Jen Mendoza, a member of the Cincinnati Palestine Solidarity Coalition, who was photographed attempting to burn the flag, said “the incident occurred after she saw three young men with an Israeli flag and entered into what she described as a confusing discussion with them,” The Observer reported.

“Recognizing the state of Israel as being of the same ideology [as] American capitalist imperialist settler colonialism, and seeing that flag on our side was jolting,” Mendoza recalled.

“One of them said that he was from Israel. And then the other two boys looked Arab,” she continued. “The other kid, he was the one doing a lot of the talking, he made comments about God giving them the land, and at that point I was like, ‘Well, you’re on the wrong side of this fence if that’s what you believe.’”

The boy then said “some extremely Zionist, racist things,” before asking, in an apparent reversal, whether he should stomp on the flag. Mendoza said she’d be happy to set it on fire, she told The Observer.

“And then he flipped and was like, ‘Yeah, let’s burn this flag right now,’” Mendoza said. “He helped tear it apart — and then he told us that he was doing a social experiment to find out where people really stood on fascism. And then he began chanting, ‘Free Palestine.'”

Fairbanks told The Observer that at one point, a young woman asked those vandalizing the flag, “What are you? Against Jews?”

“I remember them [the young men] saying that no, they weren’t against Jews, they wanted Palestine to be free,” said Fairbanks, who argued that the Israeli flag “has nothing to do with Judaism.”

“I’m American Indian,” she said in her comments to The Observer. “To say I’m against America and the United States government and what they’ve done to indigenous people, yes definitely.
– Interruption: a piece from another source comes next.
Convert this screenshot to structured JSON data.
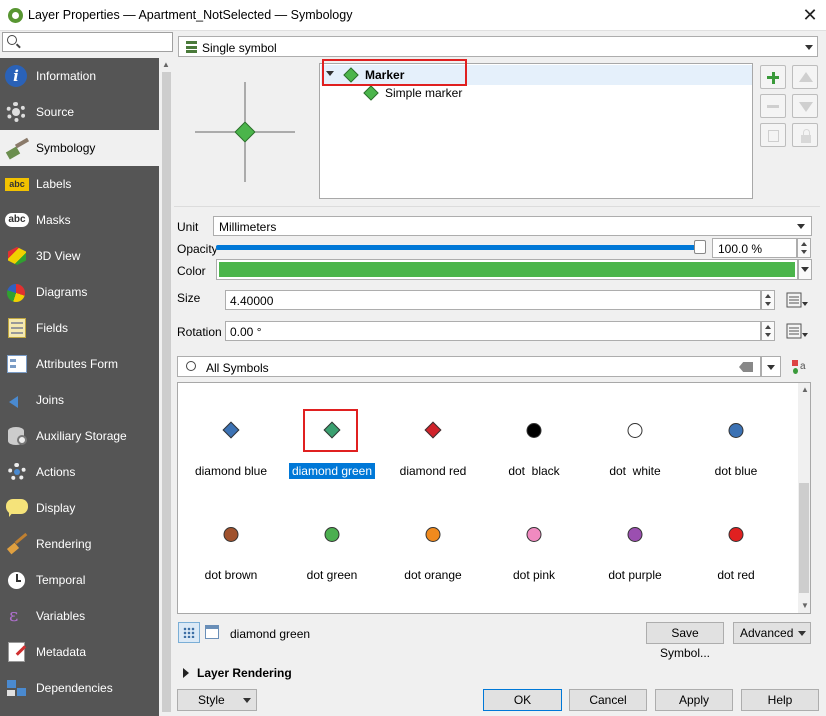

So I am in solidarity with indigenous people worldwide. I know there’s a complex history with the indigenous people and what’s happening in Israel, I understand there’s a complexity that’s very different from what’s happening here, but there’s also a lot of commonality between Native American people here and the indigenous people there.”

At least one local resident, Sara Stathes, was rattled by the incident with the Israeli flag. “I was shocked to see that,” Stathes told The Observer. “I saw some counterarguments as to why they might have done that, but at the same time it’s totally unacceptable. It made me feel sick.”